Es una nausea más pedestre y coloquial, que no nos afecta a nivel intelectual y visceral, como debiera, sino al inmediato de nuestra vivencia existencial, inmediata. Provocada por el nivel de putrefacción social, de corrupción generalizada e inmundicia imperante a todos los niveles de la sociedad venezolana, pero particularmente al nivel político, dirigencial, de las élites: los partidos, el parlamento y, desde luego y sobre todo al prostibulario nivel del gobierno imperante.

Rayma, una de las más lúcidas y expresivas conciencias políticas de la Venezuela corrompida, corrupta e irremediablemente perdida en el laberinto de sus cloacas históricas, lo ha retratado en la caricatura de un pobre ser viviente inclinado sobre una poceta, mientras vomita hasta sus vísceras. Yo, que en algún momento predije que esto comenzaría a cambiar cuando todos nos encontráramos en la orillas del Guaire vaciando nuestros detritus nacionales, jamás imaginé que la cima de esta montaña de excrementos no la alcanzaríamos bajo el imperio del castro comunismo militarista y caudillesco reinante, sino bajo los horrendos e inaceptables desafueros de seres que algún día consideramos ejemplares, puros y castos, en cuyas manos reposaba el futuro de la Patria. Leopoldo López, Julio Borges, Henry Ramos Allup y todos los suyos.

Me equivocaba. Lo propio, original y arquetípico de esta inmundicia nauseabunda que nos paraliza es que se origina en las propias fuentes de la oposición, en cuyo máximo representante, el diputado Juan Guaidó ha encontrado el factor desencadenante. Nadie, ni el más furibundo guaidosiano – diputado o periodista, columnista o heredero de la más alta prosapia guerrillera – puede negar ese hecho: a pocos días de instaurarse lo que se dio en llamar “gobierno interino”, al que todos los demócratas venezolanos respaldamos con entusiasmo, salvo excepciones que ni siquiera vale la pena mencionar, puede negar la inconmensurable gravedad de los sucesos de Cúcuta.

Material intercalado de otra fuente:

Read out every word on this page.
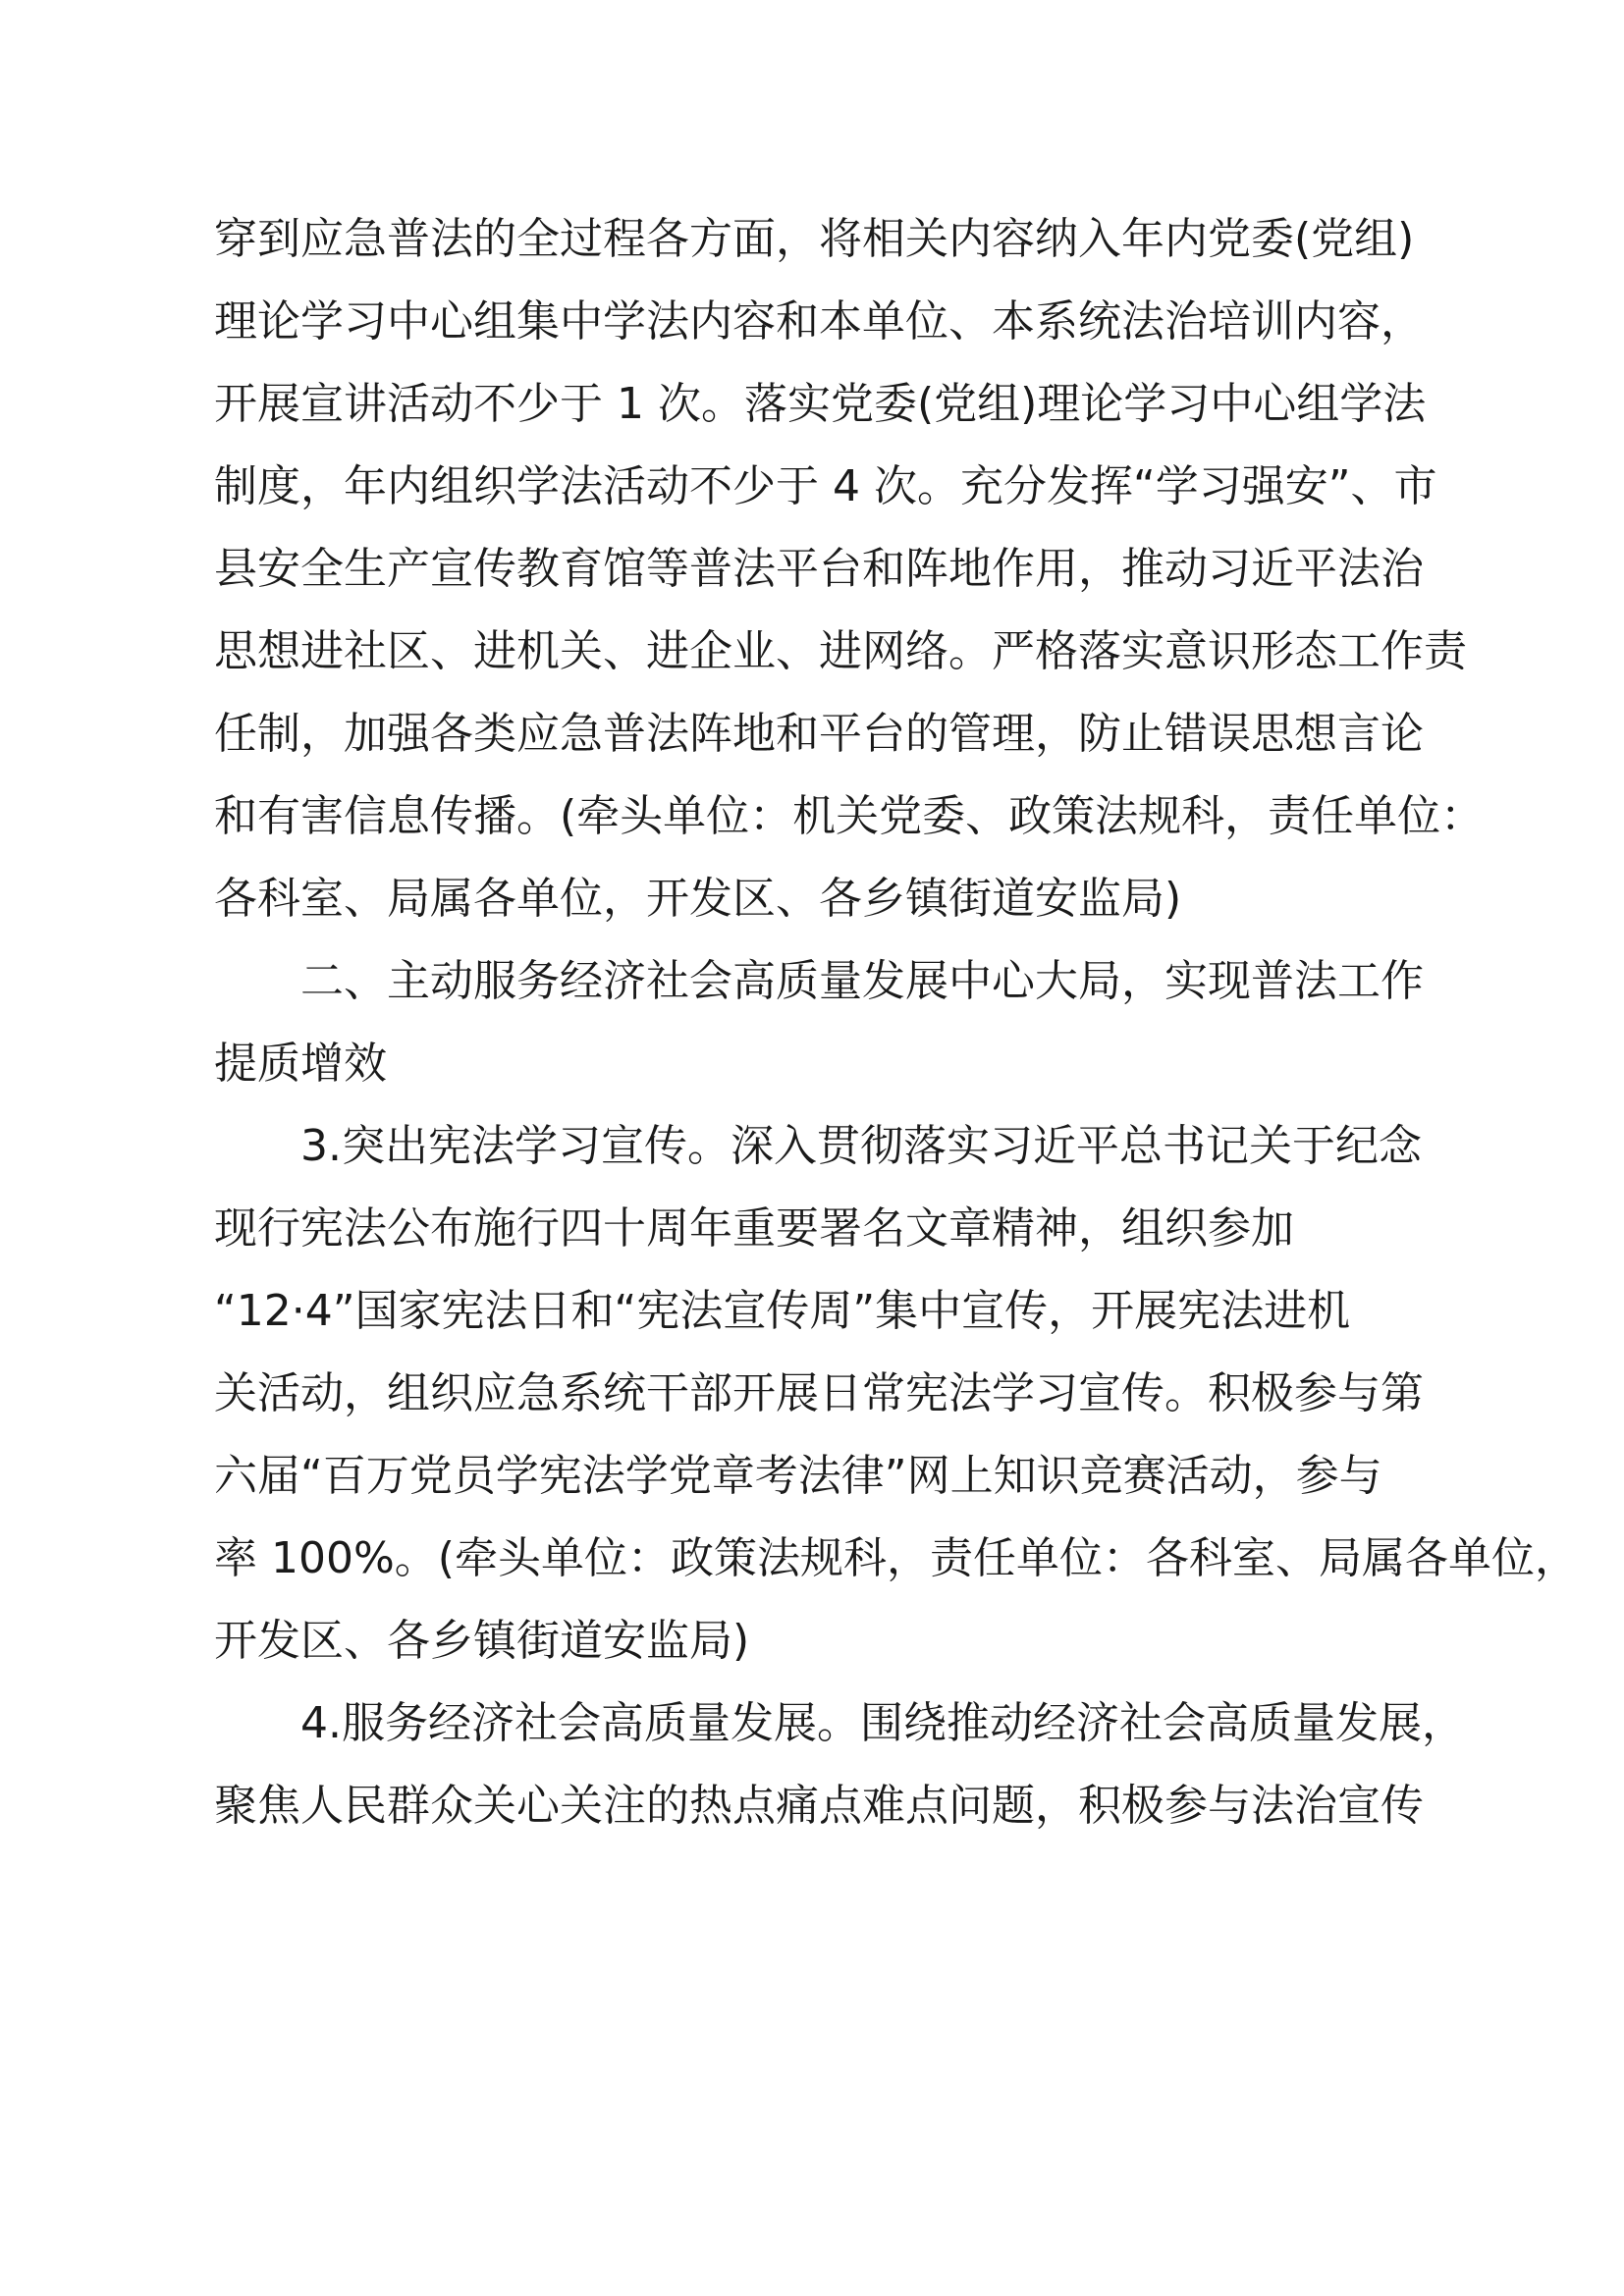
穿到应急普法的全过程各方面，将相关内容纳入年内党委(党组)
理论学习中心组集中学法内容和本单位、本系统法治培训内容，
开展宣讲活动不少于 1 次。落实党委(党组)理论学习中心组学法
制度，年内组织学法活动不少于 4 次。充分发挥“学习强安”、市
县安全生产宣传教育馆等普法平台和阵地作用，推动习近平法治
思想进社区、进机关、进企业、进网络。严格落实意识形态工作责
任制，加强各类应急普法阵地和平台的管理，防止错误思想言论
和有害信息传播。(牵头单位：机关党委、政策法规科，责任单位：
各科室、局属各单位，开发区、各乡镇街道安监局)
二、主动服务经济社会高质量发展中心大局，实现普法工作
提质增效
3.突出宪法学习宣传。深入贯彻落实习近平总书记关于纪念
现行宪法公布施行四十周年重要署名文章精神，组织参加
“12·4”国家宪法日和“宪法宣传周”集中宣传，开展宪法进机
关活动，组织应急系统干部开展日常宪法学习宣传。积极参与第
六届“百万党员学宪法学党章考法律”网上知识竞赛活动，参与
率 100%。(牵头单位：政策法规科，责任单位：各科室、局属各单位，
开发区、各乡镇街道安监局)
4.服务经济社会高质量发展。围绕推动经济社会高质量发展，
聚焦人民群众关心关注的热点痛点难点问题，积极参与法治宣传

Puestos al día y expuestos a la faz del planeta con la mayor verosimilitud y crudeza por el propio embajador en Colombia, testigo presencial de los hechos, Humberto Calderón Berti. ¿No eran todos los datos conocidos y revelados suficientemente angustiosos y desesperantes como para caer rendido por los estertores de hechos tan nauseabundos?

¿Con qué derecho denunciar los casos de una corrupción tan generalizada y brutal como la puesta en acción con la bacanal del golpismo chavista, si ella no es asunto exclusivo de autoría dictatorial, sino mal endémico que se encuentra a flor de piel en cada venezolano que quiera o no queriendo aproximarse a la esfera de lo público se acerca al poder de quienes tienen acceso y poder sobre la hacienda pública? ¿Es la Venezuela de Maduro y la tentativa respuesta de Juan Guaidó víctima de una pandemia incurable? ¿Somos un caso perdido?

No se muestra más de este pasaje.